The Laboratory of Neural Microcircuitry is dedicated to understanding the structure, function and plasticity of the microcircuitry of the neocortex.

The neocortex constitutes nearly 80% of the human brain and is made of a repeating stereotypical microcircuit of neurons. This neural microcircuit lies at the heart of the information processing capability of the neocortex, the capability of mammals to adapt to a rapidly changing environment, memory, and higher cognitive functions.

Our goal is to derive the blue print for this microcircuit. The neocortical microcircuit exhibits omnipotent computational capabilities, meaning that the same microcircuit of neurons can simultaneously partake in an unrestricted number of tasks. This capability allows the neocortex to be parcellated into multiple overlapping functional vertical columns (0.3-0.5 m in diameter) that form the foundation of functional compartmentalization of the neocortex. In order to derive the blueprint of this microcircuit, we study the components (the neurons) of the microcircuit, how the neurons are interconnected (anatomical properties of connections), and the functional structure of the microcircuitry (physiological & plasticityproperties of connections). A neocortical column contains several thousand neurons interconnected in a precise and intricate manner.

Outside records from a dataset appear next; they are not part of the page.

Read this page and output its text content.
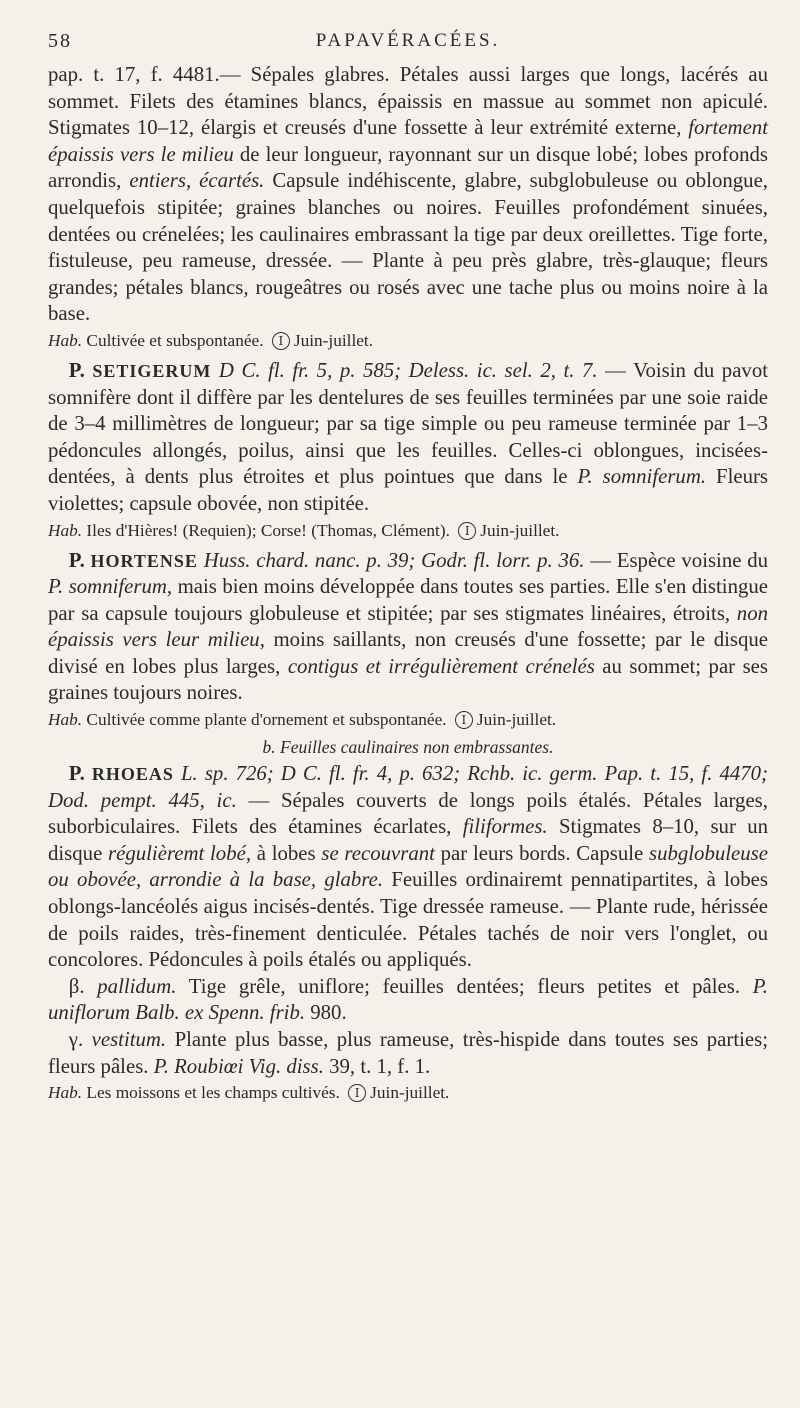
58	PAPAVÉRACÉES.

pap. t. 17, f. 4481.— Sépales glabres. Pétales aussi larges que longs, lacérés au sommet. Filets des étamines blancs, épaissis en massue au sommet non apiculé. Stigmates 10–12, élargis et creusés d'une fossette à leur extrémité externe, fortement épaissis vers le milieu de leur longueur, rayonnant sur un disque lobé; lobes profonds arrondis, entiers, écartés. Capsule indéhiscente, glabre, subglobuleuse ou oblongue, quelquefois stipitée; graines blanches ou noires. Feuilles profondément sinuées, dentées ou crénelées; les caulinaires embrassant la tige par deux oreillettes. Tige forte, fistuleuse, peu rameuse, dressée. — Plante à peu près glabre, très-glauque; fleurs grandes; pétales blancs, rougeâtres ou rosés avec une tache plus ou moins noire à la base.

Hab. Cultivée et subspontanée. Ⅰ Juin-juillet.

 P. SETIGERUM D C. fl. fr. 5, p. 585; Deless. ic. sel. 2, t. 7. — Voisin du pavot somnifère dont il diffère par les dentelures de ses feuilles terminées par une soie raide de 3–4 millimètres de longueur; par sa tige simple ou peu rameuse terminée par 1–3 pédoncules allongés, poilus, ainsi que les feuilles. Celles-ci oblongues, incisées-dentées, à dents plus étroites et plus pointues que dans le P. somniferum. Fleurs violettes; capsule obovée, non stipitée.

Hab. Iles d'Hières! (Requien); Corse! (Thomas, Clément). Ⅰ Juin-juillet.

 P. HORTENSE Huss. chard. nanc. p. 39; Godr. fl. lorr. p. 36. — Espèce voisine du P. somniferum, mais bien moins développée dans toutes ses parties. Elle s'en distingue par sa capsule toujours globuleuse et stipitée; par ses stigmates linéaires, étroits, non épaissis vers leur milieu, moins saillants, non creusés d'une fossette; par le disque divisé en lobes plus larges, contigus et irrégulièrement crénelés au sommet; par ses graines toujours noires.

Hab. Cultivée comme plante d'ornement et subspontanée. Ⅰ Juin-juillet.
b. Feuilles caulinaires non embrassantes.

 P. RHOEAS L. sp. 726; D C. fl. fr. 4, p. 632; Rchb. ic. germ. Pap. t. 15, f. 4470; Dod. pempt. 445, ic. — Sépales couverts de longs poils étalés. Pétales larges, suborbiculaires. Filets des étamines écarlates, filiformes. Stigmates 8–10, sur un disque régulièremt lobé, à lobes se recouvrant par leurs bords. Capsule subglobuleuse ou obovée, arrondie à la base, glabre. Feuilles ordinairemt pennatipartites, à lobes oblongs-lancéolés aigus incisés-dentés. Tige dressée rameuse. — Plante rude, hérissée de poils raides, très-finement denticulée. Pétales tachés de noir vers l'onglet, ou concolores. Pédoncules à poils étalés ou appliqués.

 β. pallidum. Tige grêle, uniflore; feuilles dentées; fleurs petites et pâles. P. uniflorum Balb. ex Spenn. frib. 980.

 γ. vestitum. Plante plus basse, plus rameuse, très-hispide dans toutes ses parties; fleurs pâles. P. Roubiœi Vig. diss. 39, t. 1, f. 1.

Hab. Les moissons et les champs cultivés. Ⅰ Juin-juillet.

To study the different types of single neurons we employ whole-cell patch clamp studies in neocortical slices to obtain the electrophysiological profile of neurons, to aspirate cytoplasm for single cell multiplex RT-PCR studies and to load the neurons with dyes to allow subsequent 3D anatomical computer reconstruction of each neuron. This approach enables us to derive the electrophysiological behavior, the anatomical structure, as well as the genetic basis of the anatomy and physiology of each type of cell. The microcircuit contains at least 9 major anatomical classes of cells, 15 major electrophysiological classes and 20 major molecular classes. Precise anatomical and physiological rules also operate to connect the different types of neurons. In order to derive these rules, we obtain multiple patch-clamp recordings from pre-selected neurons. This allows repeated analysis of the major connections and derivation of the signatures of connectivity as well as the physiological and plasticity principles for these connections.

With the growing set of precise multidimensional parameters that characterize the microcircuit, it has now become possible to assess the integrity of the microcircuit to support functions and what may go wrong in different diseases. This is allowing a new generation of experiments that could reveal microcircuit changes caused by interacting with the environment and by disease. A current project is aimed at isolating the microcircuit deficits that may underlie autism. In addition to obtaining the genetic, structural, functional and plasticity principles that make up the blueprint of the neocortical microcircuit, we are systematically reconstructing this microcircuit in large scale computer models. These theoretical studies are focused on simulating the entire microcircuit, constructing genetic algorithms that could grow microcircuits based on genetic information, constructing algorithms to allow a model microcircuit to learn and adapt to a rapidly changing environment, exploring principles of information processing at different levels of the microcircuit and practical implementations in robotics. In summary, we believe that the neocortical microcircuit is the essence of neocortical computation and that deriving this blue print is essential for a comprehensive understanding of high cognitive functions.

Virtually all neurological and psychiatric disorders involve the neocortex at some stage and at some level. The blue print to the neocortical microcircuit could therefore provide the foundation for developing interventions that could "surgically" correct microcircuit deviations. Furthermore, this neocortical microcircuit exhibits computational power that is impossible to match with any known technology. Deriving the blueprint and its operational principles could therefore spur a new generation of neuromorphic devices with immense computational power.